Dichlorodiphenyltrichloroethane (DDT) is still used in certain areas of tropics and subtropics to control malaria and other insect-transmitted diseases. DDT and its metabolites have been extensively studied for their toxicity and carcinogenicity in animals and humans and shown to have an endocrine disrupting potential affecting reproductive system although the effects may vary among animal species in correlation with exposure levels. Epidemiologic studies revealed either positive or negative associations between exposure to DDT and tumor development, but there has been no clear evidence that DDT causes cancer in humans. In experimental animals, tumor induction by DDT has been shown in the liver, lung, and adrenals. The mechanisms of hepatic tumor development by DDT have been studied in rats and mice. DDT is known as a non-genotoxic hepatocarcinogen and has been shown to induce microsomal enzymes through activation of constitutive androstane receptor (CAR) and to inhibit gap junctional intercellular communication (GJIC) in the rodent liver.

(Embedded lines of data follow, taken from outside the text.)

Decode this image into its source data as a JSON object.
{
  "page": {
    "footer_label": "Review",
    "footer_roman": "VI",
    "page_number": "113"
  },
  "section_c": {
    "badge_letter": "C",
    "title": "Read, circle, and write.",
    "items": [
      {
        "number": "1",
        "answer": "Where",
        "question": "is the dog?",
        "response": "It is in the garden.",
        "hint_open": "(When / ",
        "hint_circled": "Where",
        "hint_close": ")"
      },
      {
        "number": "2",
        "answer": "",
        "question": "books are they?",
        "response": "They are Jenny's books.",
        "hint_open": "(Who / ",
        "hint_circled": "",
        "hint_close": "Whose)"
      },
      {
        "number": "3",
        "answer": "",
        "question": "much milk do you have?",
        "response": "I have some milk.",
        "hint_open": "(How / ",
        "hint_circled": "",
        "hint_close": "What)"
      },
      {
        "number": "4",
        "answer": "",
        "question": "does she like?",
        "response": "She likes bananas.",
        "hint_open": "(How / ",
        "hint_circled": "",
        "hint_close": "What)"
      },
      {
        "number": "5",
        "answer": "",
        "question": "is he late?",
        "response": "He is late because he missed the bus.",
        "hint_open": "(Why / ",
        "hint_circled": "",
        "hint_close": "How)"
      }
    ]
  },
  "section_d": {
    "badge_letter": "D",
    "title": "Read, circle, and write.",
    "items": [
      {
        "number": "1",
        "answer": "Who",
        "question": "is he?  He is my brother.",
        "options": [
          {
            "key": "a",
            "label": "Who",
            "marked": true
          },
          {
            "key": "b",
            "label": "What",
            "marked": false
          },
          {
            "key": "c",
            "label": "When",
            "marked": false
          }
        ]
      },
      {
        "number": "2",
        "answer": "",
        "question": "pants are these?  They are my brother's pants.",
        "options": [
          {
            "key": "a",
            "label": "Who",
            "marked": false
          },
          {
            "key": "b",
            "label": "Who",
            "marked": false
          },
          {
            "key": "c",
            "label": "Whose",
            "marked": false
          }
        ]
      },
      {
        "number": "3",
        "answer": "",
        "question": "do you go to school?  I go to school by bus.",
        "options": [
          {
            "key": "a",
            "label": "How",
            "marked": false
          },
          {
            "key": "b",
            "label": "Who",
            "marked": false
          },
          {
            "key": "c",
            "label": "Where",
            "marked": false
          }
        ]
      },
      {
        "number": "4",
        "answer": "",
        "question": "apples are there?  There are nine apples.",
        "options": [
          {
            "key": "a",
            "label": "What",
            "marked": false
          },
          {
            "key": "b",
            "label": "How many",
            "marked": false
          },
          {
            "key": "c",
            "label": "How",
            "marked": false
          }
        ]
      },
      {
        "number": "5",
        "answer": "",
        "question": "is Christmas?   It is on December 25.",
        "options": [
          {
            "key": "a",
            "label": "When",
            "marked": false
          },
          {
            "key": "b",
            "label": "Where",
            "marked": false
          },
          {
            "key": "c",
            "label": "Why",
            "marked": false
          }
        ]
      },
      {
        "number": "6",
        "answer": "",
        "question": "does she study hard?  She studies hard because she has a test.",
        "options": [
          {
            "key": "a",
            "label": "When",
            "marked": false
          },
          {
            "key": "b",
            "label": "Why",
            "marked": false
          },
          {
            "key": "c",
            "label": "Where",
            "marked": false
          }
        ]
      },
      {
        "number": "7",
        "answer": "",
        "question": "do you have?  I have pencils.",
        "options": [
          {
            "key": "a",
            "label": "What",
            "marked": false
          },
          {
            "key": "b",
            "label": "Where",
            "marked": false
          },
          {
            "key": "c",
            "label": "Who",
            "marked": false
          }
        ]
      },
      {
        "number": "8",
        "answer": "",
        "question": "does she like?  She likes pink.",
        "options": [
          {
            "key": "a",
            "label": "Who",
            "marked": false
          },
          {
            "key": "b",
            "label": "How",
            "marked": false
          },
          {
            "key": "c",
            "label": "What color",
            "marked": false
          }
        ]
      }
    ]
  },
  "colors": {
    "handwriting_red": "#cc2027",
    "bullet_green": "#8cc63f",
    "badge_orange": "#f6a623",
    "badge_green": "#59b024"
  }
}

The results from our previously conducted 4-week and 2-year feeding studies of p,p'-DDT in F344 rats indicate that DDT may induce hepatocellular eosinophilic foci as a result of oxidative DNA damage and leads them to hepatic neoplasia in combination with its mitogenic activity and inhibitory effect on GJIC. Oxidative stress could be a key factor in hepatocarcinogenesis by DDT.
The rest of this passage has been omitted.